Ce n'est pas ma tasse de théIF XIV  - Epreuve 4 ft. Kaléa

Du soupçon mentholé dansant sous mes iris, je scrute avec dureté le bout de ce carton. Épinglé sur le liège et relié de fils rouges, les visages et Post-its s'entremêlent sans faire naître d'étincelles. Je me demande pourquoi, de toutes les créatures fascinantes à sa portée, intéressées, c'est sur mes grandes oreilles vibrantes d'inconfort à ses extravagances que l'illustre chapelier a prêté attention. Il le fait exprès.

Le coussin pressé entre mes doigts fleure bon l'herbe coupée lors des matins frais. La chaleur estivale de la belle saison, les craquements du bois et les bruissements des feuilles ramènent à la raison ma conscience hérissée.
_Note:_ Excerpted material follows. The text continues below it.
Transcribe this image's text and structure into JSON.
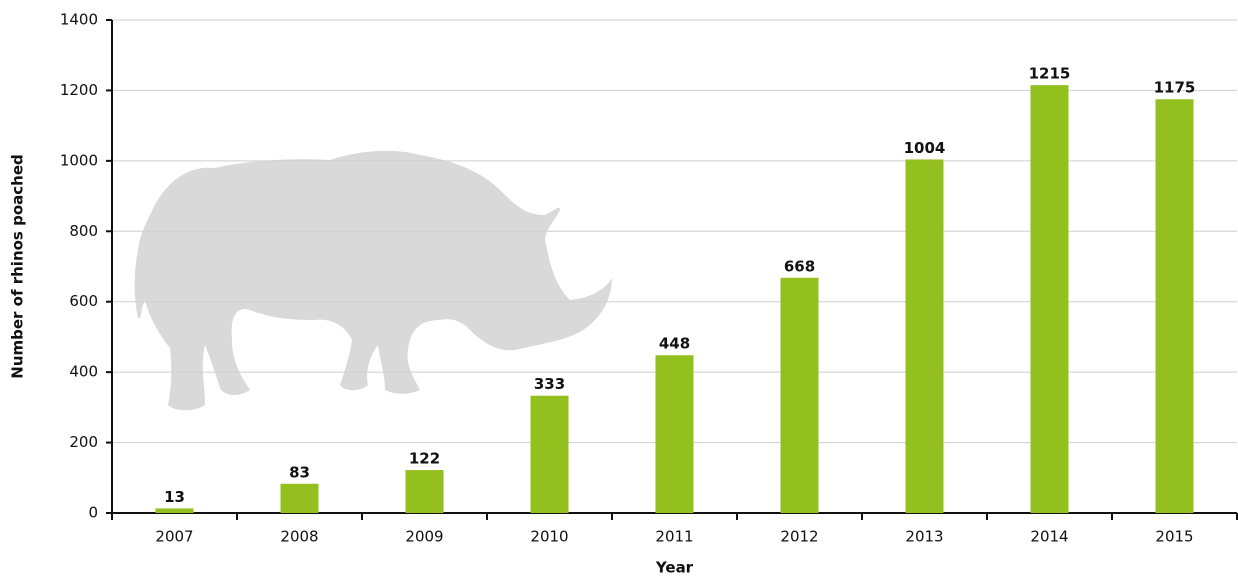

Au-dessus de ma tête trône une couronne de draps croisés, fine forteresse qui me sert de refuge.

Il est temps d'y aller, détonner de convives moqueurs aux gazouillis messéants, puis, rire de leurs suffocations ulcérées à cette moralité qu'on me sait cassante. Je ne me réjouis pas du malheur des autres, mais je le garde en mémoire lorsqu'il est mérité. Mon amertume est-elle à la hauteur des attentes où devrais-je ravaler ma fierté en sifflant comme une bouilloire ? Les tasses volantes et le sucre en fontaine aideront peut-être, avec deux mesures de café.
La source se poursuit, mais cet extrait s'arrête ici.